Q – Quelle serait la meilleure tête de liste de gauche pour les européennes de 1999 ?

– La première des choses, c'est qu'il faut être capable de politiser ces élections européennes, de faire en sorte qu'elles ne soient pas uniquement le décalque de nos traditionnelles batailles nationales. Il est donc très important que les partis politiques se structurent au niveau européen et qu'il y ait des programmes européens. Pourquoi pas, comme le proposait Jacques Delors, des candidats des deux grandes formations – le Parti socialiste européen et le Parti populaire européen – s'opposant sur un programme pour la présidence de la Commission ou celle du Parlement européen ? Je souhaiterais vraiment des élections européennes qui soient européennes, qui soient entraînantes, qui parlent des enjeux concrets quotidiens de l'éducation, de la culture, de l'action de l'Europe dans des régions. Bref, qui dessinent l'Europe du futur.

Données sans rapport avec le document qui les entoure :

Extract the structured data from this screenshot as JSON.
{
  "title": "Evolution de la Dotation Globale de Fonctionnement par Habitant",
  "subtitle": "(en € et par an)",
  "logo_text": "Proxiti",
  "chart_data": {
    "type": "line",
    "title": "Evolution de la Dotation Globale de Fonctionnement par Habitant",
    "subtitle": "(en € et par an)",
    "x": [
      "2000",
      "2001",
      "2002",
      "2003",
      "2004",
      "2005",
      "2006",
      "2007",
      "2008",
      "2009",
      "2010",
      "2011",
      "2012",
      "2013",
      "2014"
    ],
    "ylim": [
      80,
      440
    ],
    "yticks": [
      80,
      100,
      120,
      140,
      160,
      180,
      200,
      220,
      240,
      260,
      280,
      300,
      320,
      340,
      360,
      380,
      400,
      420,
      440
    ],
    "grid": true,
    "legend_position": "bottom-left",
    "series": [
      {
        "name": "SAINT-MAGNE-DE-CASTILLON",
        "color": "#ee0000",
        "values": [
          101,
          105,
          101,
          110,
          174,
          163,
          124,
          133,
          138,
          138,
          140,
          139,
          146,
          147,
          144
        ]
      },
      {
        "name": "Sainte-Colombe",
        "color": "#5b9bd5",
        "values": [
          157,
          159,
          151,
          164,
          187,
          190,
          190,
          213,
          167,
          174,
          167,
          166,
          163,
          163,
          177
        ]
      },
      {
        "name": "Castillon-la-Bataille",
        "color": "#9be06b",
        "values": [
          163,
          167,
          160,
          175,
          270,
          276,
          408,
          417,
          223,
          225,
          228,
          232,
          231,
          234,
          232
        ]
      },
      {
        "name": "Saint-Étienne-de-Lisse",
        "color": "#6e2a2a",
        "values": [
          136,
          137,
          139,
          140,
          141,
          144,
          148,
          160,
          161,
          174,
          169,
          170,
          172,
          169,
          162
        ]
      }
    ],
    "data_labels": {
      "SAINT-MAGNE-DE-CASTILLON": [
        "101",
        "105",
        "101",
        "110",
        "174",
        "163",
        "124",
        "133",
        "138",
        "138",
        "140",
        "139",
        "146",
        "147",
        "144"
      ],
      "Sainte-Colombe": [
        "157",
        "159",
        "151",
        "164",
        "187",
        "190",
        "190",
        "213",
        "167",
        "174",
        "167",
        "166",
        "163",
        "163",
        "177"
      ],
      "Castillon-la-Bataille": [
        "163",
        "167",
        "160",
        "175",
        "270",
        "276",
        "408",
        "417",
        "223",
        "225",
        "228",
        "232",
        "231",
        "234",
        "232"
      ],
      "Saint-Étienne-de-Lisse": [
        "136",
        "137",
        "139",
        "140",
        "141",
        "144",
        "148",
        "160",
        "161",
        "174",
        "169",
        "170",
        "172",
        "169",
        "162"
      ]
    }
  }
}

C'est à cela que doivent travailler d'abord les socialistes européens : avoir un programme. Et comme le dit François Hollande, le premier secrétaire du PS, ce qui compte, ce ne sont pas les enthousiasmes de septembre mais ceux de janvier ! Quand je lis les journaux, je vois que nous avons un certain nombre de candidats potentiels qui sont tous extrêmement valables, nous choisirons le meilleur en fonction de la situation un peu avant l'élection.


L'EXPRESS: 1er octobre 1998

Q - Existe-t-il aujourd'hui, selon vous, une majorité parlementaire pour ratifier le traité d'Amsterdam ?

– On peut imaginer qu'un texte négocié par le président de la République, sous une majorité de droite, et accepté par le gouvernement actuel, soit approuvé par une large majorité. Il sera soumis tel quel aux parlementaires, et la révision constitutionnelle sera limitée comme le président et le gouvernement l'ont décidé pour répondre au Conseil constitutionnel. Il s'agira de débattre du fond du problème : pour moi, les avantages indéniables du traité, en matière d'emploi, de politique sociale, de services publics, de politique étrangère et de sécurité, l'emportent sur ses lacunes importantes, à savoir l'absence de réformes institutionnelles.

Q - Le Parlement n'aura-il aucune marge de manoeuvre ?

– Le Parlement jugera sans doute nécessaire de compléter la révision constitutionnelle et, notamment, d'étendre le contrôle des Parlements nationaux sur les actes communautaires. De même, les parlementaires voudront affirmer leur souci qu'il soit procédé à des réformes institutionnelles avant tout élargissement de l'Union européenne. Mais, en tout cas, il n'y aura pas de ratification sous condition.

Q - Le chef de l'État et le gouvernement sont-ils, ici, exactement sur la même longueur d'onde ?

– Jacques Chirac et Lionel Jospin partagent le sentiment que le traité doit être ratifié. J'ajoute qu'il n'y a rien dans le traité qui me gêne. Ce qui me gêne, c'est ce qui manque, puisque, de fait, ce n'est pas le grand traité refondateur de l'Europe politique.

Q - Le Parti du président. Le RPR, n'est pas enthousiaste. Êtes-vous prêt à des concessions ?

– C'est du RPR que doit venir la clarification. Ce texte, faut-il le rappeler, a été négocié par le gouvernement Juppé, sous l'autorité de Jacques Chirac, avec un ministre des Affaires européennes, Michel Barnier, membre du RPR. Si ce parti adoptait une attitude défavorable, ce ne serait pas une difficulté pour les socialistes, mais ce serait un problème pour la France.

Q - L'arrivée de Gerhard Schröder au poste de chancelier en Allemagne est-elle une aubaine pour l'Europe ?

– C'est un changement nécessaire et salutaire. En termes de volontarisme économique, de cohésion sociale et même de rénovation des institutions, les positions de Gerhard Schröder sont proches des nôtres. Helmut Kohl a beaucoup apporté à la construction européenne. Mais, depuis plus d'un an, l'Europe était paralysée. Avec le nouveau chancelier, une relance européenne et un renouveau des relations franco-allemandes deviennent possibles.